@apnoe_soeren
DDoS attacks usually cannot be fought back on a per-user basis. These attacks typically floods the network with too much traffic, regardless of the target accounts.
What typically happens ... several thousand IP addresses tries to access a service on a server (say, https - TCP port 443) which opens up a response port on the server (the theoretical maximum is 65536 ports). The attackers continues to flood the network with such connection attempts, exhausting the response ports and keeping them busy. Which then results in the server not being able to receive any new connections, for example for https traffic. If the ssh port (TCP port 22) is not attacked, that may be accessible - until that port also gets attacked in similar ways.

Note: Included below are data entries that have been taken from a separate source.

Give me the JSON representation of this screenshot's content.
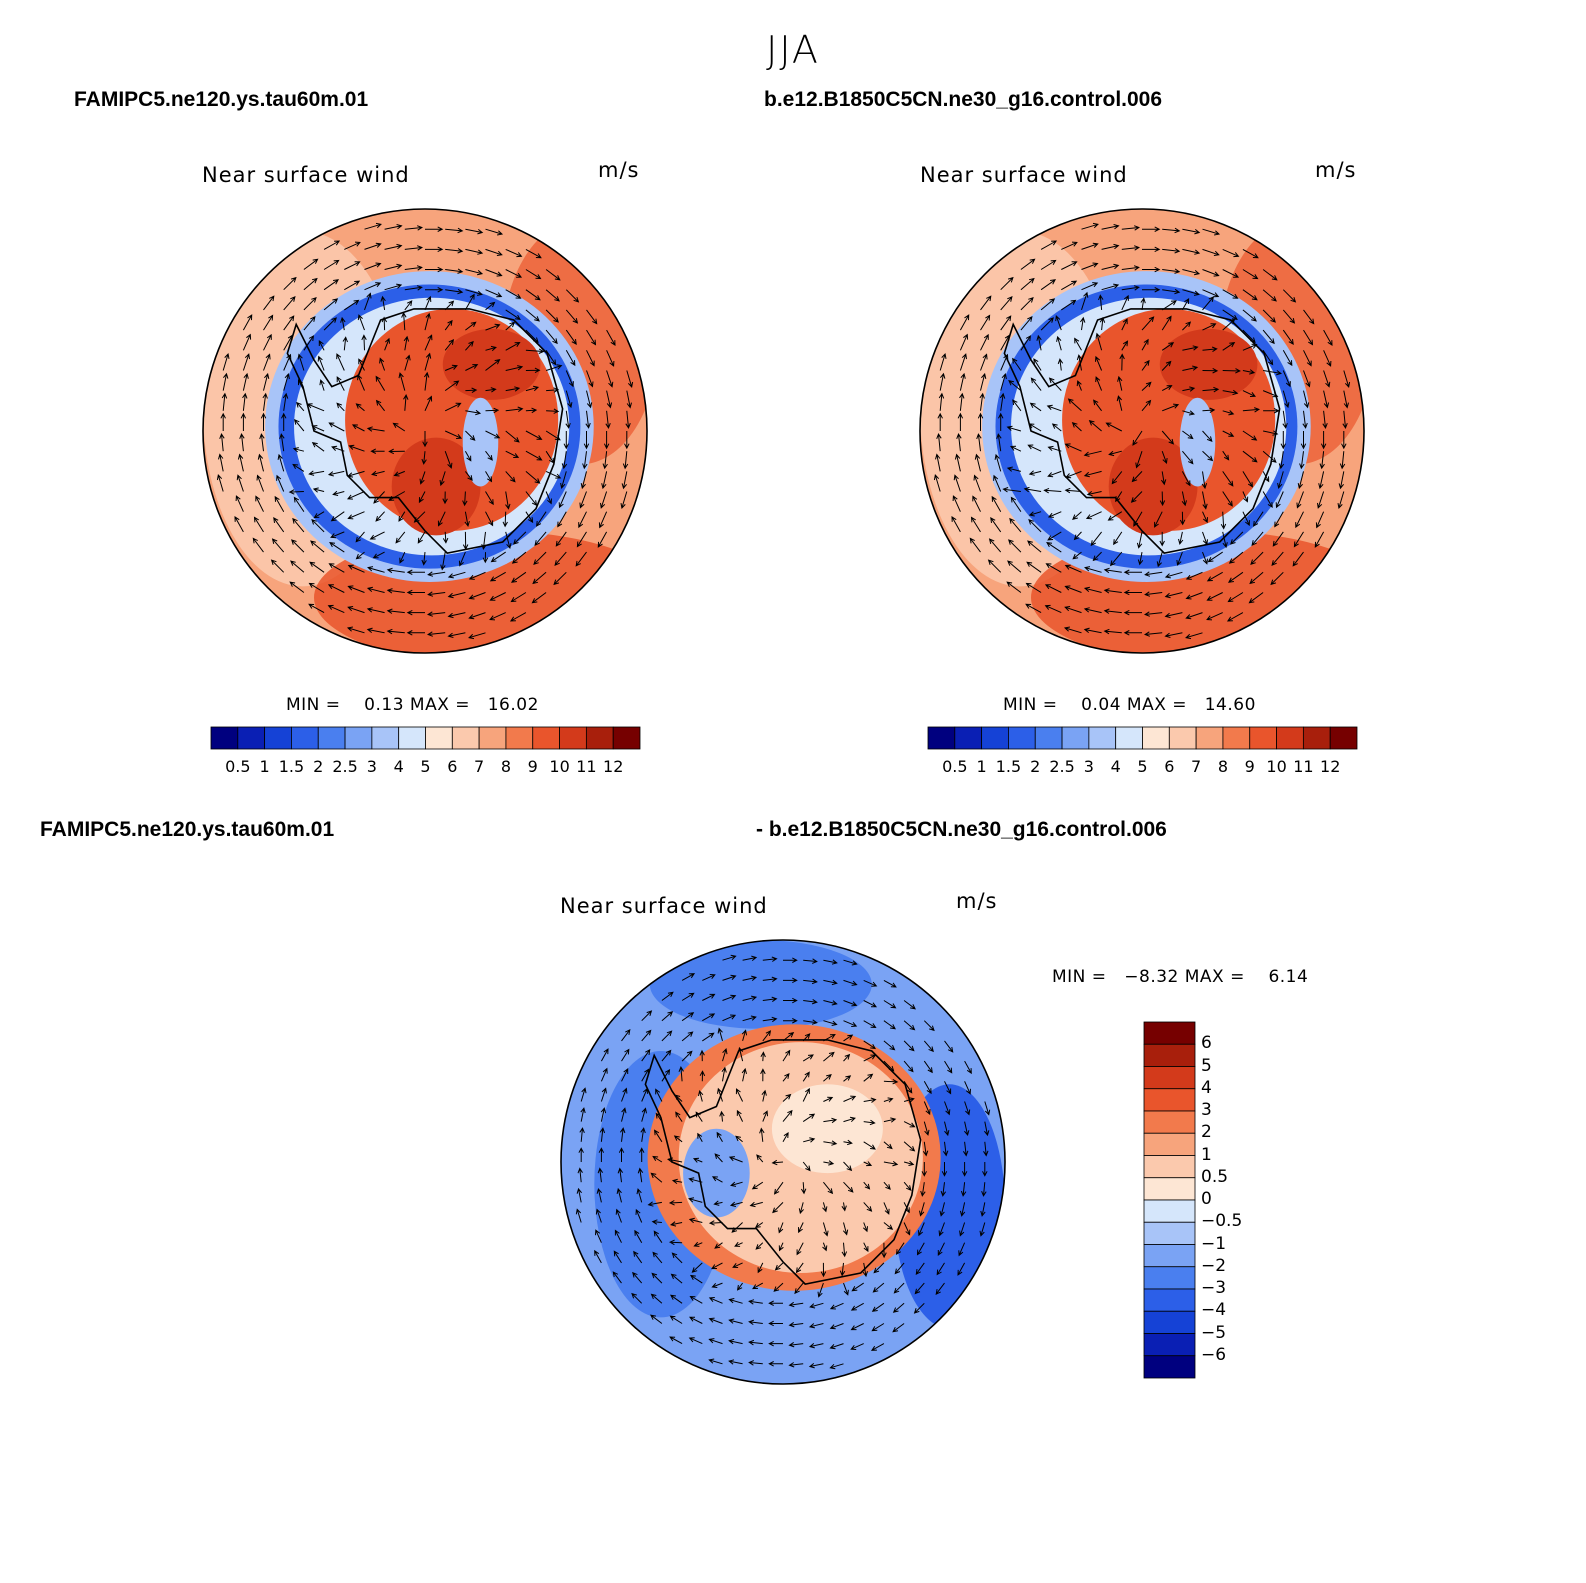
{
  "title": "JJA",
  "panels": [
    {
      "case_label": "FAMIPC5.ne120.ys.tau60m.01",
      "variable": "Near surface wind",
      "units": "m/s",
      "stats": "MIN =    0.13 MAX =   16.02",
      "min": 0.13,
      "max": 16.02,
      "colorbar_ticks": [
        "0.5",
        "1",
        "1.5",
        "2",
        "2.5",
        "3",
        "4",
        "5",
        "6",
        "7",
        "8",
        "9",
        "10",
        "11",
        "12"
      ],
      "palette": [
        "#00007f",
        "#0a1fb4",
        "#1542d6",
        "#2c5fe8",
        "#4a7fef",
        "#7aa3f4",
        "#a8c4f8",
        "#d5e6fb",
        "#fde6d4",
        "#fbc9ad",
        "#f7a47c",
        "#f27a4c",
        "#e9552c",
        "#d33a1b",
        "#a81f0c",
        "#760000"
      ]
    },
    {
      "case_label": "b.e12.B1850C5CN.ne30_g16.control.006",
      "variable": "Near surface wind",
      "units": "m/s",
      "stats": "MIN =    0.04 MAX =   14.60",
      "min": 0.04,
      "max": 14.6,
      "colorbar_ticks": [
        "0.5",
        "1",
        "1.5",
        "2",
        "2.5",
        "3",
        "4",
        "5",
        "6",
        "7",
        "8",
        "9",
        "10",
        "11",
        "12"
      ],
      "palette": [
        "#00007f",
        "#0a1fb4",
        "#1542d6",
        "#2c5fe8",
        "#4a7fef",
        "#7aa3f4",
        "#a8c4f8",
        "#d5e6fb",
        "#fde6d4",
        "#fbc9ad",
        "#f7a47c",
        "#f27a4c",
        "#e9552c",
        "#d33a1b",
        "#a81f0c",
        "#760000"
      ]
    },
    {
      "case_label": "FAMIPC5.ne120.ys.tau60m.01",
      "case_label_2": "- b.e12.B1850C5CN.ne30_g16.control.006",
      "variable": "Near surface wind",
      "units": "m/s",
      "stats": "MIN =   −8.32 MAX =    6.14",
      "min": -8.32,
      "max": 6.14,
      "colorbar_ticks": [
        "6",
        "5",
        "4",
        "3",
        "2",
        "1",
        "0.5",
        "0",
        "−0.5",
        "−1",
        "−2",
        "−3",
        "−4",
        "−5",
        "−6"
      ],
      "palette": [
        "#760000",
        "#a81f0c",
        "#d33a1b",
        "#e9552c",
        "#f27a4c",
        "#f7a47c",
        "#fbc9ad",
        "#fde6d4",
        "#d5e6fb",
        "#a8c4f8",
        "#7aa3f4",
        "#4a7fef",
        "#2c5fe8",
        "#1542d6",
        "#0a1fb4",
        "#00007f"
      ]
    }
  ]
}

Another approach is to do something similar, where the attacker trigger larger downloads - exhausting the available bandwidth to the server. Which again makes everything stop. And then keeping the server busy from thousands of different IP addresses.
Or a combination of these. The port exhaustion approach can also take a considerable large chunk of the available bandwidth, if there are enough IP addresses attacking.
The way to fight back DDoS attacks is usually to block the IP addresses flooding the server. Sometimes you can be lucky and it's enough to block IP address ranges for a certain country or a certain ISP. Other times you're not that lucky, as the attack comes from many ISPs and many countries. Or when you block one region, another region surfaces - in a true "whack a mole" game.